Would you kindly meet me and my partner at 221B Baker St, London next Tuesday at 1 pm? I have a rather exciting case that I feel your team would be interested in. I have attached the case file for your viewing pleasure. Please respond promptly.
Cheers,
Sherlock Holmes
PS. This is John typing this out and while I begged Sherlock to not use the word “possessed” in regard to your Criminal Informant, he insisted that particular word be used and therefore, I apologize. We (well, I) realize that Neal Caffrey is a human being and not a tool being used by the FBI for its advantage.
PPS. Yes, I realize how passive aggressive this sounds.
PPPS. We really do need your help with this case, as much as Sherlock would hate to admit it. -John
London. Peter thought.
The last time he was in London, he was chasing Neal. To return to that city on the same side as him would be exhilarating.

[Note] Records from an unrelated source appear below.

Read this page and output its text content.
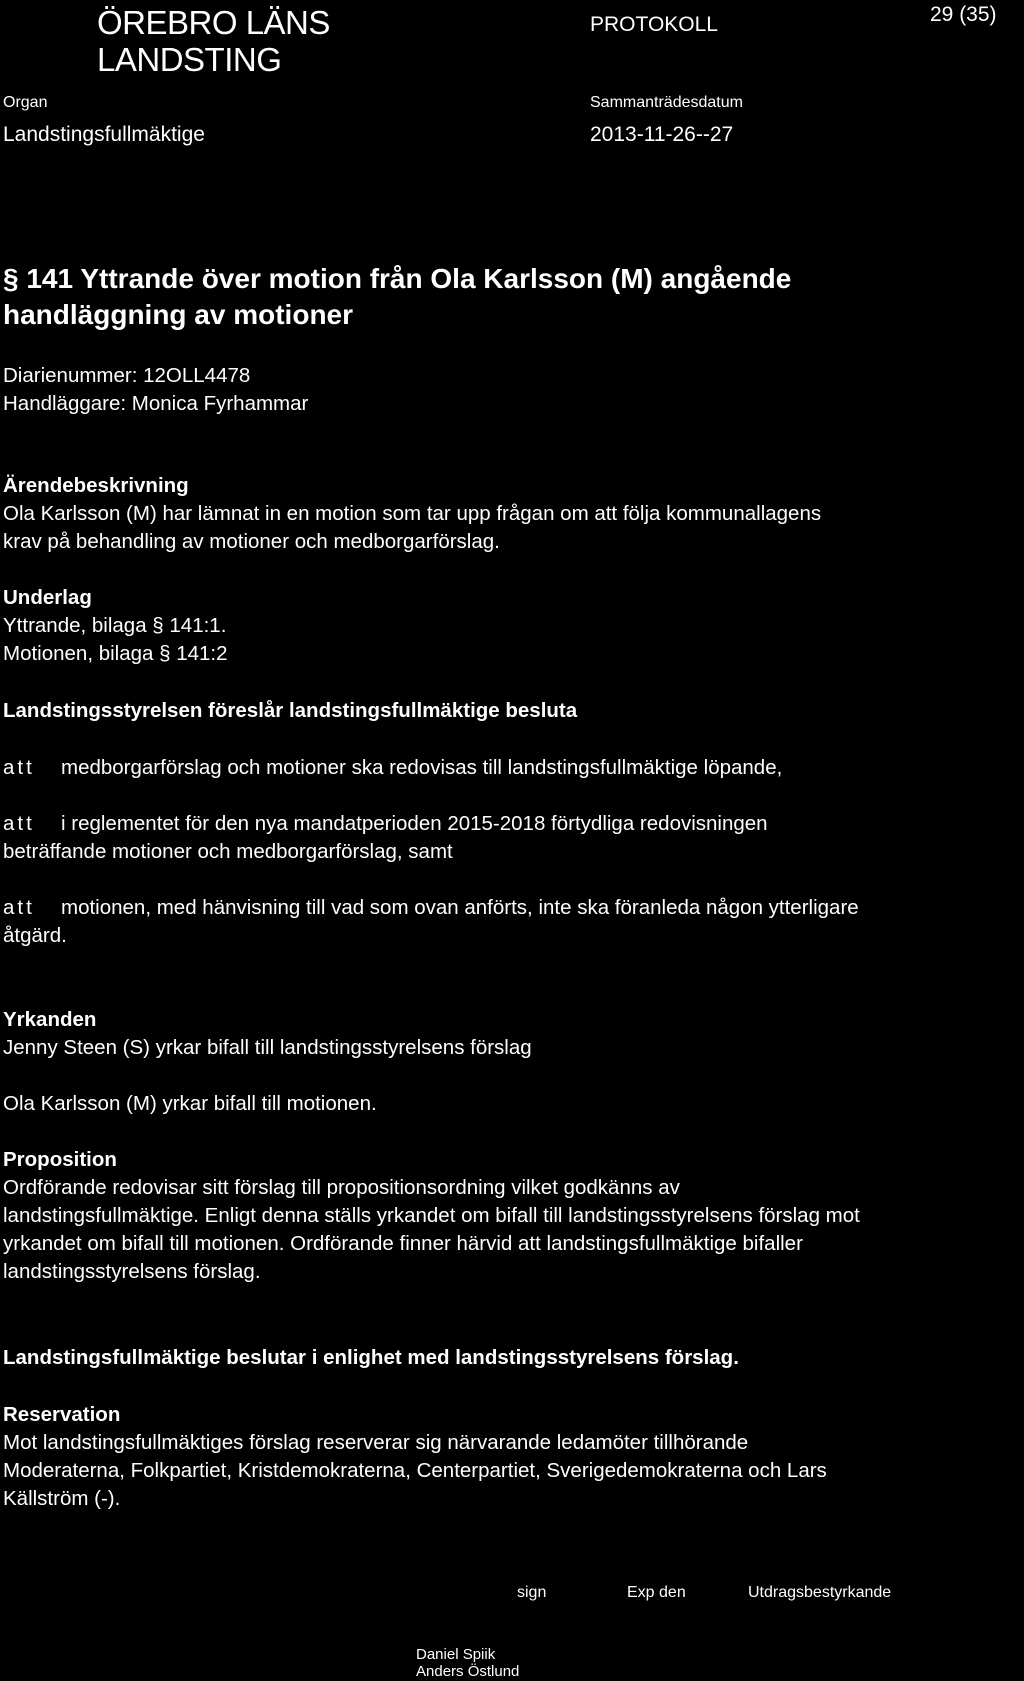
ÖREBRO LÄNS
LANDSTING
Organ
Landstingsfullmäktige
PROTOKOLL
Sammanträdesdatum
2013-11-26--27
29 (35)
§ 141 Yttrande över motion från Ola Karlsson (M) angående
handläggning av motioner
Diarienummer: 12OLL4478
Handläggare: Monica Fyrhammar
Ärendebeskrivning
Ola Karlsson (M) har lämnat in en motion som tar upp frågan om att följa kommunallagens
krav på behandling av motioner och medborgarförslag.
Underlag
Yttrande, bilaga § 141:1.
Motionen, bilaga § 141:2
Landstingsstyrelsen föreslår landstingsfullmäktige besluta
att medborgarförslag och motioner ska redovisas till landstingsfullmäktige löpande,
att i reglementet för den nya mandatperioden 2015-2018 förtydliga redovisningen
beträffande motioner och medborgarförslag, samt
att motionen, med hänvisning till vad som ovan anförts, inte ska föranleda någon ytterligare
åtgärd.
Yrkanden
Jenny Steen (S) yrkar bifall till landstingsstyrelsens förslag
Ola Karlsson (M) yrkar bifall till motionen.
Proposition
Ordförande redovisar sitt förslag till propositionsordning vilket godkänns av
landstingsfullmäktige. Enligt denna ställs yrkandet om bifall till landstingsstyrelsens förslag mot
yrkandet om bifall till motionen. Ordförande finner härvid att landstingsfullmäktige bifaller
landstingsstyrelsens förslag.
Landstingsfullmäktige beslutar i enlighet med landstingsstyrelsens förslag.
Reservation
Mot landstingsfullmäktiges förslag reserverar sig närvarande ledamöter tillhörande
Moderaterna, Folkpartiet, Kristdemokraterna, Centerpartiet, Sverigedemokraterna och Lars
Källström (-).
sign	Exp den	Utdragsbestyrkande
Daniel Spiik
Anders Östlund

But can I trust Neal in a foreign country?
Peter wanted to trust Neal, he wanted to take the road trip across the pond but—
“Hey Peter!”
Peter jerked up from the computer, closed the email, and turned to see Neal casually leaning against his office door, eyes sparkling like he knew something Peter didn’t.
“How long have you been standing there?” Peter asked, already exasperated.
“Off to London, are we?,” Neal said in an impeccable British accent.
Peter groaned, “Neal, knock before you come into my office–”
“Peter,” Neal smiled brightly and stuffed his hands into his pockets, “We’ve been working together long enough that you should know better.”
Peter humphed. Neal had a point. He begrudgingly opened the email and let Neal read it.
“So have you worked with Holmes before?” Neal asked, still bent over Peter’s desk, invading Peter’s personal space.
“No,” Peter said flatly, “And I don’t care to. He seems cartoonish to me. Not real.”
Neal raised an eyebrow, “You do realize you told me I looked like a cartoon on our first day working together?”
“And that hasn’t changed!” Peter said, a humorous smile tickling his lips, “If I hadn’t met you outside that bank, I would have thought you weren’t real either with all the crime you’ve accomplished in such a short amount of time.”
Peter meant this as an insult, but Neal, of course, smiled proudly and batted his eyelashes.
“Peter, you flatter me!”
Peter waved him off and returned to the email.
“What do you think of the postscript?”
“Oh John Watson? The writer scrambling to make Sherlock Holmes appear more human? He’s his blogger. And er…partner?”
“Blogger?” Peter’s brows furrowed in confusion. “Partner? As in partner?”
“God, Peter, I don’t know their personal relationship!” Neal’s eyes lit up, “You know a lot of people would think that we are partners…”
“Shut it, Neal!” Peter flushed, cheeks warming, “But on a serious note, what is a blogger and why does a detective like Sherlock Holmes need one?”
Neal sighed, it was a sigh of a younger generation trying to explain something to an older one.
“Watson writes about Sherlock’s cases. It’s quite interesting. I’m not into murder mysteries, so I don’t read them often, but sometimes they deal with high priced art and antiquities and they are quite the dynamic duo,” Neal looked Peter up and down as if examining him, “Perhaps as well matched as you and me.”
Peter met Neal’s eyes, “No one is better matched than you and me.”
For a moment, the mask that Neal wore dropped and Peter could see all the way into his thumping heart. Peter’s heart softened at Neal’s vulnerability, the way he lapped up Peter’s compliment, drank it into his soul, and now it shone through his blue eyes staring at Peter in disbelief.
Peter chuckled softly and gave Neal a pat on the shoulder.
“Well,” he said quietly, “It’s true.”